There are several key ways to implement this sort of disaster preparedness. Two of them, elasticity and scalability, require a moment of clarification. These terms are sometimes used interchangeably, but in fact they’re quite different, and you may need both. Here’s why:
Scalability refers to planned increases to your infrastructure, so that you can support increased demand over time. As an example, if you were running a subscription-based service, such as Netflix, and you predicted a 10% increase in subscribers over a three month period, you’d want to lay the groundwork to support that increase ahead of time.
Elasticity, on the other hand, means that your architecture anticipates the unexpected. Consider social media outlets such as facebook and twitter. They have a known number of members; they have valid
usage predictions based on average volume. But a news event, such as the death of a celebrity, can result in a tremendous spike in activity. An elastic system can bring unused resources online to handle that demand within minutes, then “shrink” back to its normal usage level afterward. If you’re building an in-house system that won’t see serious usage fluctuations, you won’t need to worry as much about elasticity. But if you’re planning to grow your company, scalability should be an ongoing consideration.
Another basic operating principle when architecting cloud-based software is known as loose coupling.When architectural components are tightly coupled, they depend upon each other.Changing a component can be like untangling a knot: you pick at the part you’re focusing on, only to impact another in a way you didn’t intend.

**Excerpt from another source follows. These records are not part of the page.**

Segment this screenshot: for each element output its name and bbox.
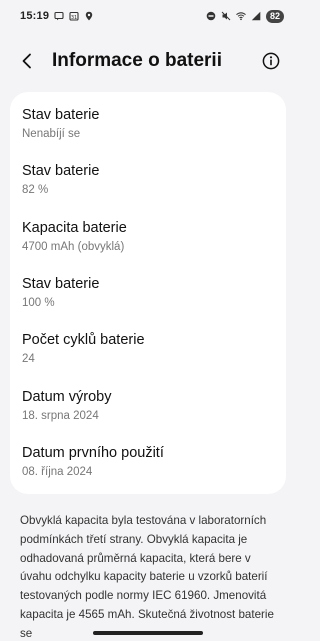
back-arrow-icon	[22, 53, 31, 69]
battery-level: 82	[265, 9, 284, 23]
signal-icon	[251, 11, 261, 21]
info-row-charging-status: Stav baterie Nenabíjí se	[10, 96, 286, 152]
message-icon	[54, 11, 64, 21]
row-value: 4700 mAh (obvyklá)	[22, 240, 125, 253]
row-label: Stav baterie	[22, 107, 100, 124]
status-bar: 15:19 31 82	[0, 0, 296, 32]
info-row-manufacture-date: Datum výroby 18. srpna 2024	[10, 377, 286, 433]
row-value: 08. října 2024	[22, 465, 93, 478]
page-title: Informace o baterii	[52, 50, 222, 71]
row-value: 82 %	[22, 184, 49, 197]
row-label: Kapacita baterie	[22, 219, 127, 236]
row-label: Datum výroby	[22, 388, 112, 405]
info-row-capacity: Kapacita baterie 4700 mAh (obvyklá)	[10, 209, 286, 265]
back-button[interactable]	[16, 50, 38, 72]
info-icon	[262, 52, 280, 70]
status-left: 15:19 31	[20, 10, 94, 22]
battery-info-card: Stav baterie Nenabíjí se Stav baterie 82…	[10, 92, 286, 495]
dnd-icon	[206, 11, 216, 21]
wifi-icon	[236, 11, 246, 21]
calendar-icon: 31	[69, 11, 79, 21]
info-row-first-use-date: Datum prvního použití 08. října 2024	[10, 434, 286, 490]
row-value: 18. srpna 2024	[22, 409, 99, 422]
location-icon	[84, 11, 94, 21]
info-row-charge-level: Stav baterie 82 %	[10, 152, 286, 208]
app-bar: Informace o baterii	[0, 32, 296, 90]
status-time: 15:19	[20, 10, 50, 22]
row-label: Stav baterie	[22, 163, 100, 180]
row-value: 100 %	[22, 297, 55, 310]
capacity-note: Obvyklá kapacita byla testována v labora…	[20, 514, 274, 640]
info-row-cycle-count: Počet cyklů baterie 24	[10, 321, 286, 377]
row-label: Počet cyklů baterie	[22, 332, 145, 349]
row-value: 24	[22, 353, 35, 366]
mute-icon	[221, 11, 231, 21]
row-label: Stav baterie	[22, 276, 100, 293]
info-row-health: Stav baterie 100 %	[10, 265, 286, 321]
svg-text:31: 31	[71, 15, 77, 21]
navigation-handle[interactable]	[93, 631, 203, 635]
row-label: Datum prvního použití	[22, 444, 164, 461]
row-value: Nenabíjí se	[22, 128, 81, 141]
info-button[interactable]	[260, 50, 282, 72]
status-right: 82	[206, 9, 284, 23]
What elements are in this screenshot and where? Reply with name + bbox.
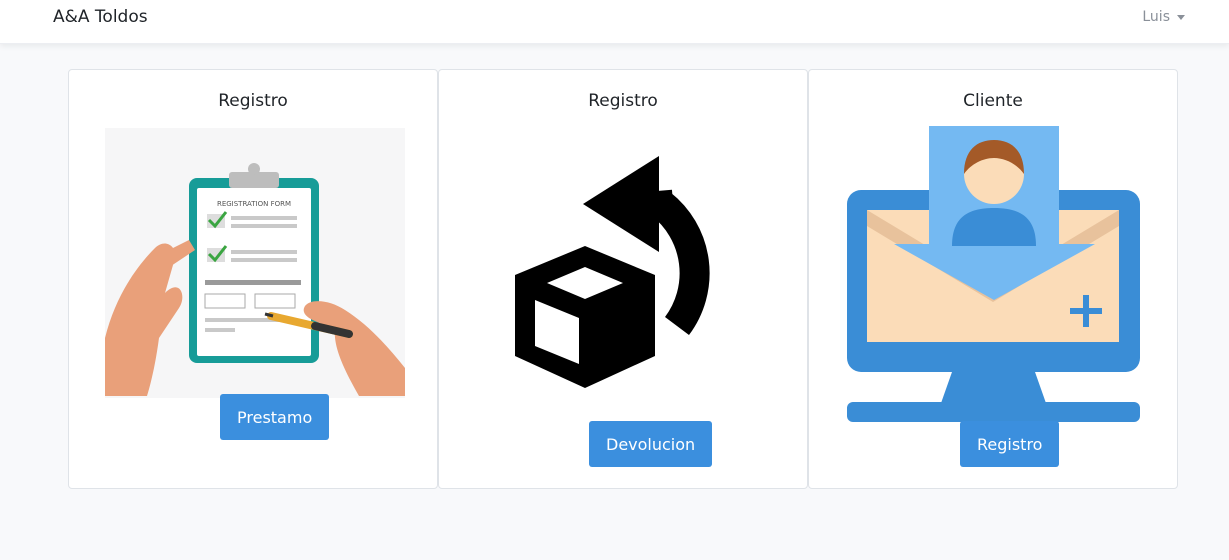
card-title: Registro xyxy=(218,91,288,111)
devolucion-button[interactable]: Devolucion xyxy=(589,421,713,467)
caret-down-icon xyxy=(1177,15,1185,20)
registro-cliente-button[interactable]: Registro xyxy=(960,421,1060,467)
form-header-text: REGISTRATION FORM xyxy=(217,200,291,208)
box-return-icon xyxy=(515,156,710,388)
card-cliente: Cliente Registro xyxy=(808,69,1178,489)
card-grid: Registro REGISTRATION FORM Prestamo Regi… xyxy=(68,69,1178,489)
card-title: Cliente xyxy=(963,91,1023,111)
monitor-user-icon xyxy=(847,126,1140,422)
card-title: Registro xyxy=(588,91,658,111)
navbar: A&A Toldos Luis xyxy=(0,0,1229,44)
user-menu-dropdown[interactable]: Luis xyxy=(1142,9,1185,25)
clipboard-form-icon: REGISTRATION FORM xyxy=(105,128,405,398)
brand-link[interactable]: A&A Toldos xyxy=(53,7,148,27)
card-prestamo: Registro REGISTRATION FORM Prestamo xyxy=(68,69,438,489)
user-name: Luis xyxy=(1142,9,1170,25)
card-devolucion: Registro Devolucion xyxy=(438,69,808,489)
prestamo-button[interactable]: Prestamo xyxy=(220,394,330,440)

When components are loosely coupled, they exist and carry out tasks independently and even asynchronously of one another. Because of this, you can update one without having to update them all, and if one component fails, the others continue undisturbed. How closely you couple your components can depend on project requirements, but your mindset affects how you approach architecture, too. Think of loose coupling as a discipline, and practice it whenever possible.
Just as you should think of components in terms of whether they can operate independently, when you’re designing a cloud-based system, focus on individual services. Make sure each one functions as it should, then connect them into a workable whole. Fixating on the user interface can actually hinder the fluidity of individual functions. These separate considerations form a holistic mindset that should form your cloud-based architecture projects. This will ensure that you fully benefit from all that the cloud has to offer.